Your kids’ friends are going to have an impact on them, positively and negatively. It’s important to know who they are so you can help your children navigate and discern what’s right from wrong. Here are five essentials to know about your kids’ friends.
1. Who their parents are.
When we say “who,” we’re not simply referring to where his dad works and which neighborhood they live in. It’s important to know as much as possible about the families these kids come from, and how closely their values and parenting style align with your own. This is especially important if your child will be spending time in the other child’s home for a sleepover or playdate. If you don’t have reliable sources in the form of mutual friends, you’ll have to take the initiative and get to know the family on your own. Invite the mom for coffee or include the family in a gathering of friends. You really can’t know too much! (Note: We realize this is more difficult in a larger city than in a small community. But do the best you can.)
2. Who the child’s other friends are.
You can tell a lot about a person by the company they keep. If your daughter’s friend hangs out with an older or faster crowd, that can tell you a lot about the influences and ideas your child will be exposed to through the friendship. By contrast, if your child’s new friend has close relationships with other children you know to be great kids from like-minded families, then that tells you a great deal, too.

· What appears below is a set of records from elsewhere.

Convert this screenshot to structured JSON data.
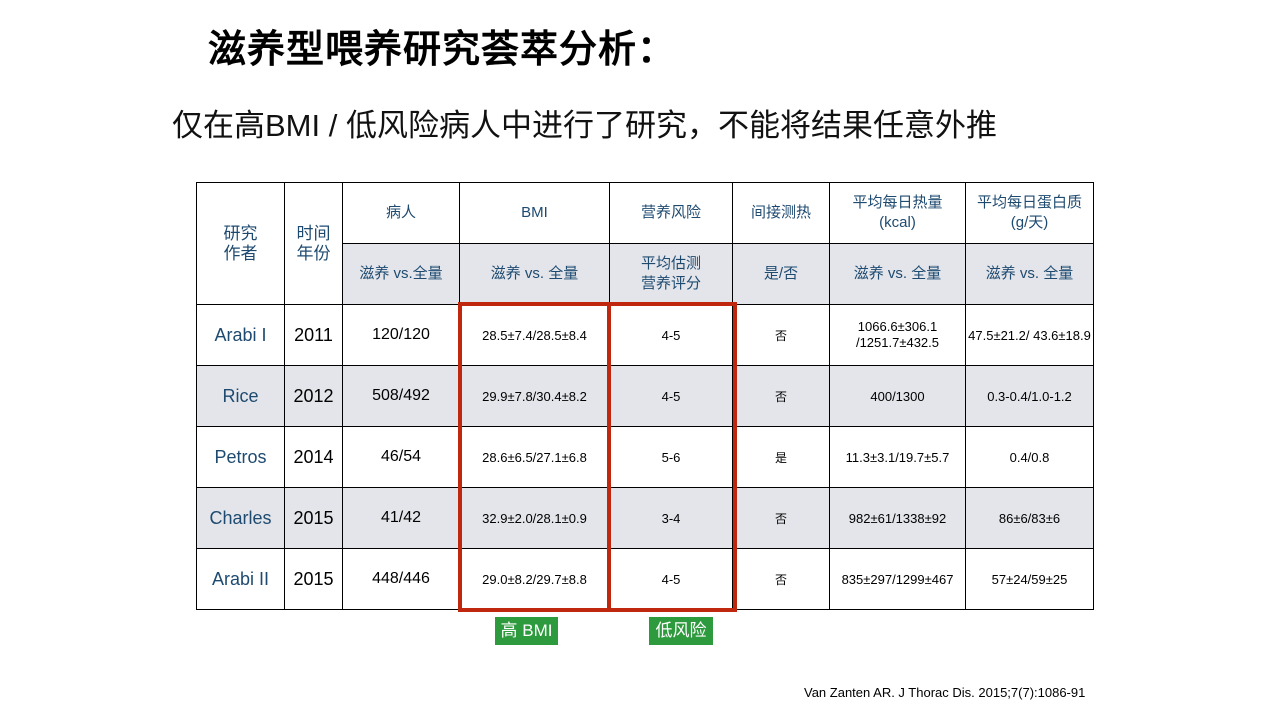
{
  "title": "滋养型喂养研究荟萃分析：",
  "subtitle": "仅在高BMI / 低风险病人中进行了研究，不能将结果任意外推",
  "table": {
    "header": {
      "author": "研究\n作者",
      "year": "时间\n年份",
      "patients": "病人",
      "bmi": "BMI",
      "risk": "营养风险",
      "calorimetry": "间接测热",
      "calories": "平均每日热量\n(kcal)",
      "protein": "平均每日蛋白质\n(g/天)"
    },
    "subheader": {
      "patients": "滋养 vs.全量",
      "bmi": "滋养 vs. 全量",
      "risk": "平均估测\n营养评分",
      "calorimetry": "是/否",
      "calories": "滋养 vs. 全量",
      "protein": "滋养 vs. 全量"
    },
    "rows": [
      {
        "author": "Arabi I",
        "year": "2011",
        "patients": "120/120",
        "bmi": "28.5±7.4/28.5±8.4",
        "risk": "4-5",
        "calorimetry": "否",
        "calories": "1066.6±306.1\n/1251.7±432.5",
        "protein": "47.5±21.2/ 43.6±18.9"
      },
      {
        "author": "Rice",
        "year": "2012",
        "patients": "508/492",
        "bmi": "29.9±7.8/30.4±8.2",
        "risk": "4-5",
        "calorimetry": "否",
        "calories": "400/1300",
        "protein": "0.3-0.4/1.0-1.2"
      },
      {
        "author": "Petros",
        "year": "2014",
        "patients": "46/54",
        "bmi": "28.6±6.5/27.1±6.8",
        "risk": "5-6",
        "calorimetry": "是",
        "calories": "11.3±3.1/19.7±5.7",
        "protein": "0.4/0.8"
      },
      {
        "author": "Charles",
        "year": "2015",
        "patients": "41/42",
        "bmi": "32.9±2.0/28.1±0.9",
        "risk": "3-4",
        "calorimetry": "否",
        "calories": "982±61/1338±92",
        "protein": "86±6/83±6"
      },
      {
        "author": "Arabi II",
        "year": "2015",
        "patients": "448/446",
        "bmi": "29.0±8.2/29.7±8.8",
        "risk": "4-5",
        "calorimetry": "否",
        "calories": "835±297/1299±467",
        "protein": "57±24/59±25"
      }
    ]
  },
  "tags": {
    "bmi": "高 BMI",
    "risk": "低风险"
  },
  "colors": {
    "highlight_border": "#c0270f",
    "tag_bg": "#2e9a3e",
    "header_text": "#1e4a70",
    "gray_row": "#e3e5ea"
  },
  "citation": "Van Zanten AR. J Thorac Dis. 2015;7(7):1086-91"
}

3. What kind of student he or she is.
We’re not talking about raw, God-given intelligence here—none of us gets to choose how much of that we receive. But if your child’s friends are good students who place importance on academic achievement and working hard in the classroom, it can help influence your child to do his best, too. On the flip side, a kid who thinks school is “stupid” or “boring” and doesn’t care about his grades may rub off on your child in a negative way. It also indicates what type of work ethic and sense of responsibility the child possesses.
4. Whether the child respects adults and other authority figures.
This can be tough because almost every child puts on a good face around adults (remember Eddie Haskell from Leave It to Beaver?). But this is another area in which the attitudes of your kids’ friends will have an effect on your child. If they have friends who constantly push back against authority and look for ways to beat the rules, your child will learn to do the same. Listen up when they talk about their teachers and parents in your presence—their true attitudes will seep out in the way they discuss them.
5. If the child shares a similar faith.
We’re not suggesting that every friend your child has must be a member of the exact same church in the same denomination your family has chosen. But you must realize that—especially in the grammar school years—children are forming a worldview based upon all the information and influences around them. A friend who doesn’t share your child’s faith can cloud that picture and create confusion, so proceed with caution. In addition, resist the urge to send your child into these relationships as a “missionary” of sorts until you know beyond a shadow of a doubt that he or she is equipped to be the influencer, and grounded enough to resist being the influenced. In most cases, this isn’t possible until late adolescence or young adulthood.
What else would you add to this list?